N.C. House Bill 271 and Senate Bill 184 seek to ratify the Equal Rights Amendment to the Constitution of the United States, as proposed by the 92nd U.S. Congress in the early 1970s.

“Equality of rights under the law shall not be denied or abridged by the United States or by any state on account of sex,” the ERA states. “The Congress shall have the power to enforce, by appropriate legislation, the provisions of this article.”
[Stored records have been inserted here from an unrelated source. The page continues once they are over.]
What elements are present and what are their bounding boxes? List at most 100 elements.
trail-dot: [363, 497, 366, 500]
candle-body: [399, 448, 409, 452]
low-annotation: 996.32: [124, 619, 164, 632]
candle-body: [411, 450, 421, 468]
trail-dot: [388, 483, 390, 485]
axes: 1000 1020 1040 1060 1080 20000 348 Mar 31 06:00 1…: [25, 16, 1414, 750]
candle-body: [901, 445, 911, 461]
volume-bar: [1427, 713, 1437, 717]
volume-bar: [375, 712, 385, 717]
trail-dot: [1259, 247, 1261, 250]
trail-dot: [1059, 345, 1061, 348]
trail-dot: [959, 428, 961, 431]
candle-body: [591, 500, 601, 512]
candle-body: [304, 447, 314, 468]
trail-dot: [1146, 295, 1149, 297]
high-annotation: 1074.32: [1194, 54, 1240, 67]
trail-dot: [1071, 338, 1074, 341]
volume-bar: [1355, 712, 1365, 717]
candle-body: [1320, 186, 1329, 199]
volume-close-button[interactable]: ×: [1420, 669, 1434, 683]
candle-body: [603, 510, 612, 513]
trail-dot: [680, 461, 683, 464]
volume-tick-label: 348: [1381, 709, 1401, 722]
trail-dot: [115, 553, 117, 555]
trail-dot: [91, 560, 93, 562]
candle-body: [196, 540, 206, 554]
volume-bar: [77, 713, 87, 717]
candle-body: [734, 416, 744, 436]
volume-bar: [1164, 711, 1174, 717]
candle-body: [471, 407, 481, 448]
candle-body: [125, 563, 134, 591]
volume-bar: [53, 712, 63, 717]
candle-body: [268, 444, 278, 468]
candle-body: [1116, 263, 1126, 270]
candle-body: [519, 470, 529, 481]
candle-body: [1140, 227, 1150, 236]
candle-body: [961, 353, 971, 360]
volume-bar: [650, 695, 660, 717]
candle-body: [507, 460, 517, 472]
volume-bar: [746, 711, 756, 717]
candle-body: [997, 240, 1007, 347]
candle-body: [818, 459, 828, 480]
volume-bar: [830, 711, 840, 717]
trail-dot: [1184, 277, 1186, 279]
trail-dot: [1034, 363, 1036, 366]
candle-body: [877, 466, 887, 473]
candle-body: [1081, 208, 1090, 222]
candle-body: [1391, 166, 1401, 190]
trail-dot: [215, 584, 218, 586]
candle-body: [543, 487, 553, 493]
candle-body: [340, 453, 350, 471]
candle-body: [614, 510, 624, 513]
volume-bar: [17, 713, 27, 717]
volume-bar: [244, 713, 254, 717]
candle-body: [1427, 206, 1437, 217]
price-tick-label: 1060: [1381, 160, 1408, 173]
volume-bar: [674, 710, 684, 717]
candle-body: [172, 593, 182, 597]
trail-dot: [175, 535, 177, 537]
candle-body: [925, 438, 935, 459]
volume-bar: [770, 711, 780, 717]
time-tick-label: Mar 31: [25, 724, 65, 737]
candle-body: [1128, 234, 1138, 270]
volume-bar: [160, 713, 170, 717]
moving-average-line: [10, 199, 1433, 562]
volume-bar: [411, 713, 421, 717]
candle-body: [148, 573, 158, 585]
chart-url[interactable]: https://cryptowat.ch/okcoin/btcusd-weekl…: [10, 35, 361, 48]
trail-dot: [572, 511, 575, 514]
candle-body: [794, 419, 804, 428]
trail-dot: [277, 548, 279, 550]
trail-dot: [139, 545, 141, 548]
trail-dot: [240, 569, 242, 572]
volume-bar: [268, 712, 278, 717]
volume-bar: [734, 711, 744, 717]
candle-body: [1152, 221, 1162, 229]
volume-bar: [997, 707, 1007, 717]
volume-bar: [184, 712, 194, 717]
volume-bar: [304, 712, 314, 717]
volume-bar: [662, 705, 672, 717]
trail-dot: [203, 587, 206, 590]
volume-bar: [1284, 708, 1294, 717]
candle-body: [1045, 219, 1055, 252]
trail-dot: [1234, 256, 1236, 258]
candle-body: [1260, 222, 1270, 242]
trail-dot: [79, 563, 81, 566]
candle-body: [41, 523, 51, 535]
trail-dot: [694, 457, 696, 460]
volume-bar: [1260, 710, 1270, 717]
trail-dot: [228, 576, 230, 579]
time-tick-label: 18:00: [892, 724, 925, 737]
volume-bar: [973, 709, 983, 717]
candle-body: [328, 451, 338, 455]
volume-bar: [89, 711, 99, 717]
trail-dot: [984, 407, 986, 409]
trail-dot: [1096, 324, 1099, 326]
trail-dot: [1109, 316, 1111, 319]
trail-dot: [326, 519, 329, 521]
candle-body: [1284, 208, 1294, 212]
Despite the ERA being several decades past its June 30, 1982, due date to receive 38 states’ approval required for ratification as a constitutional amendment, N.C. HB 271 and SB 184 said the precedent has previously been set for U.S. Congress to disregard that due date. According to a press release from the office of N.C. House Rep. Ray Russell (D-Boone), 35 out of 38 states ratified the proposed ERA prior to its 1982 deadline, followed more than 30 years later by Nevada and Illinois, who ratified in 2017 and 2018, respectively.

Russell said equal rights for women should be explicitly stated in the U.S. Constitution, as the ERA proposes.

“Women and men, children of mothers, grandchildren of grandmothers, and for many, including me, fathers of daughters — all of us have good reasons to make sure women have equal rights under the law,” Russell said in the press release. “It is past time we ratify the ERA.”

SB 184 is being introduced for a fifth year, as similar bills did not pass committee meetings in previous years, according to a press release from a co-sponsor of the bill, N.C. Sen. Joyce Waddell (D-Charlotte).

“Women have the right to be protected equally under the U.S. Constitution against discriminatory laws and regulations,” Waddell said in the press release. “It is not too late to stand on the right side of history and guarantee women’s equal rights under the U.S. Constitution.”